If there is more than one fluorescing molecule in a cell at the same time, then localization can be incorrectly assigned to another molecule's trajectory. This protocol works to eliminate the linking problem by discarding any trajectories for which two or more localizations are simultaneously present in the same cell. Thus, if single-molecule signals are too dense, a large amount of these data are automatically discarded during processing.
Depending on the expression levels of the fluorescently-labeled fusion proteins, approximately 200 to 3, 000 localizations can be generated per cell. These localizations can yield between 10 and 150 trajectories. A large number of trajectories are necessary to produce well-sampled distributions.

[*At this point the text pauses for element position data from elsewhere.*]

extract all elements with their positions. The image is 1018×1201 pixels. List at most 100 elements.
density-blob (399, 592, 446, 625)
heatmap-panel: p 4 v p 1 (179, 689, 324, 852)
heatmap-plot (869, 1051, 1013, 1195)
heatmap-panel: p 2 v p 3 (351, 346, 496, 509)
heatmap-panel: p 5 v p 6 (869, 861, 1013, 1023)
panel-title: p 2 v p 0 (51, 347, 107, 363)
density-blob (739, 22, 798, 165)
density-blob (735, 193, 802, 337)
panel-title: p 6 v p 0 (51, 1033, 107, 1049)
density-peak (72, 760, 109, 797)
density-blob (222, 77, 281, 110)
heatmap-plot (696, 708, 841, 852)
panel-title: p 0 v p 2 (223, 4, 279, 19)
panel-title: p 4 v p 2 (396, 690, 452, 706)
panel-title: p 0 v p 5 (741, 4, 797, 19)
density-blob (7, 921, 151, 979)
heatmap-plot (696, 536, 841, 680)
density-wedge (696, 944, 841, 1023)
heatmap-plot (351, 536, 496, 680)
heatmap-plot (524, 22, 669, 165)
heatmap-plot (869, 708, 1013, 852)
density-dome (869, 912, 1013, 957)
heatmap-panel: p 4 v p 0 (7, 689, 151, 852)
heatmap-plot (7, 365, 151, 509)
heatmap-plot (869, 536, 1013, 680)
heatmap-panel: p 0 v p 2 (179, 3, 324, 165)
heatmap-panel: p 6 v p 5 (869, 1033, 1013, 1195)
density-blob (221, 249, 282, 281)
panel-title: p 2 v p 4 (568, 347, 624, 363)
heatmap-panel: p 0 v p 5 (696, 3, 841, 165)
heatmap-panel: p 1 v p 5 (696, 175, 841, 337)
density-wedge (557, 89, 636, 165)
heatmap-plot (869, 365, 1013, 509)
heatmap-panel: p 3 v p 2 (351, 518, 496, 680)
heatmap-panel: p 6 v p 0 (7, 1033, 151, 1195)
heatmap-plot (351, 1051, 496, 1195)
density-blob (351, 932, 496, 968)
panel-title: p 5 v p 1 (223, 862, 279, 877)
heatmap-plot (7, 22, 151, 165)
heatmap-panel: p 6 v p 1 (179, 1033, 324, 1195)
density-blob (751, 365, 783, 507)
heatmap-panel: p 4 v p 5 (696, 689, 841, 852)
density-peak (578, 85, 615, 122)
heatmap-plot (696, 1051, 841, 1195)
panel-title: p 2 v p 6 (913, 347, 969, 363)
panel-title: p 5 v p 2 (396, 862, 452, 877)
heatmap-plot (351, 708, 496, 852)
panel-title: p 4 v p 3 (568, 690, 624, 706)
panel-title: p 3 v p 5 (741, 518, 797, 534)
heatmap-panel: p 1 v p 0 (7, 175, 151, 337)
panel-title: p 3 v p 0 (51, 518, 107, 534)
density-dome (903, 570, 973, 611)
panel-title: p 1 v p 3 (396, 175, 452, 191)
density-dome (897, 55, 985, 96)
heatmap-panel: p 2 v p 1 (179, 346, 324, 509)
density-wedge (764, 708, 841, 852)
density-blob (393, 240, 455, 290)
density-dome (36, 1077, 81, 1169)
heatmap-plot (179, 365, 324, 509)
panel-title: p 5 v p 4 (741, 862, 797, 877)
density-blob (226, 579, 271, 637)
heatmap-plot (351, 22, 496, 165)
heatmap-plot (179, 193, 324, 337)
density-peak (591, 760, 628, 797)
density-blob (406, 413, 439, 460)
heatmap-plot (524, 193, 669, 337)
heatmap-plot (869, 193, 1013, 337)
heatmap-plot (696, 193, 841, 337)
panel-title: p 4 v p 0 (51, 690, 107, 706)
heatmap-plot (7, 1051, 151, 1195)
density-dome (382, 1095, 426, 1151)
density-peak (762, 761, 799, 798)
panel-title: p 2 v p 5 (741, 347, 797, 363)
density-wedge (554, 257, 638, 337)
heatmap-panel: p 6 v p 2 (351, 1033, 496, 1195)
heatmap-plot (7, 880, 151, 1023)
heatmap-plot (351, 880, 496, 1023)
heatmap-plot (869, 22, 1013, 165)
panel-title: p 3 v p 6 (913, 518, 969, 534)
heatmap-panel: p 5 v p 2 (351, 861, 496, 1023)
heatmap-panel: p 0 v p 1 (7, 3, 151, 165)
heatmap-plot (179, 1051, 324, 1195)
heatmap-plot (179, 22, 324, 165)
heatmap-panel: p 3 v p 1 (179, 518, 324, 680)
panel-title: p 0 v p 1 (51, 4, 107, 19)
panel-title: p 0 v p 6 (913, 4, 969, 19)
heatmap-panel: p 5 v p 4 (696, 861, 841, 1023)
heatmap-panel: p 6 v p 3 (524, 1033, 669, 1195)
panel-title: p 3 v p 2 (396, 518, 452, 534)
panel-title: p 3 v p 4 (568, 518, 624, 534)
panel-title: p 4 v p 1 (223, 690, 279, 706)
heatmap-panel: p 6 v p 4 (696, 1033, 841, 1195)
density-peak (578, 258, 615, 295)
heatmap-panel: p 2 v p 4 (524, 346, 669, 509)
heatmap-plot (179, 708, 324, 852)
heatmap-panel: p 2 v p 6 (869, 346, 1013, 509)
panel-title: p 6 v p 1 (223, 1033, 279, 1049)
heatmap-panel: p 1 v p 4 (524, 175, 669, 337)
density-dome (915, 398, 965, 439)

Shown here is the histogram of apparent diffusion coefficients for close to 80, 000 single-molecule trajectories of the Yersinia enterocolitica Type 3 secretion protein YscQ labeled with fluorescent protein eYFP. YscQ binds to membrane-embedded injectisomes resulting in a fraction of molecules, about 24%that do not diffuse, as indicated by the distribution shown in black. The remaining YscQ molecules freely diffuse in the cytosol.
During the method described here, it is determined that unbound YscQ molecules exist in at least three distinct diffusive states. This conclusion was reached by fitting the distribution of apparent diffusion coefficients with a library of simulated distributions with known diffusion coefficients. When attempting to resolve multiple diffusive states, several thousand single-molecule trajectories should be collected to ensure that the apparent diffusion coefficient distributions are sampled very well.
Single-molecule tracking can be performed in wild type cells or in genetic deletion mutants to determine whether specific diffusive states manifest only when a molecular binding partner is present. By resolving the diffusive states of cytosolic proteins and protein complexes using 3D single-molecule tracking, researchers can determine where, when, and how oligomeric protein complexes form in living cells. Working with high-power laser sources and live human pathogens can be extremely hazardous.
Appropriate laser safety and biosafety protocols should always be followed.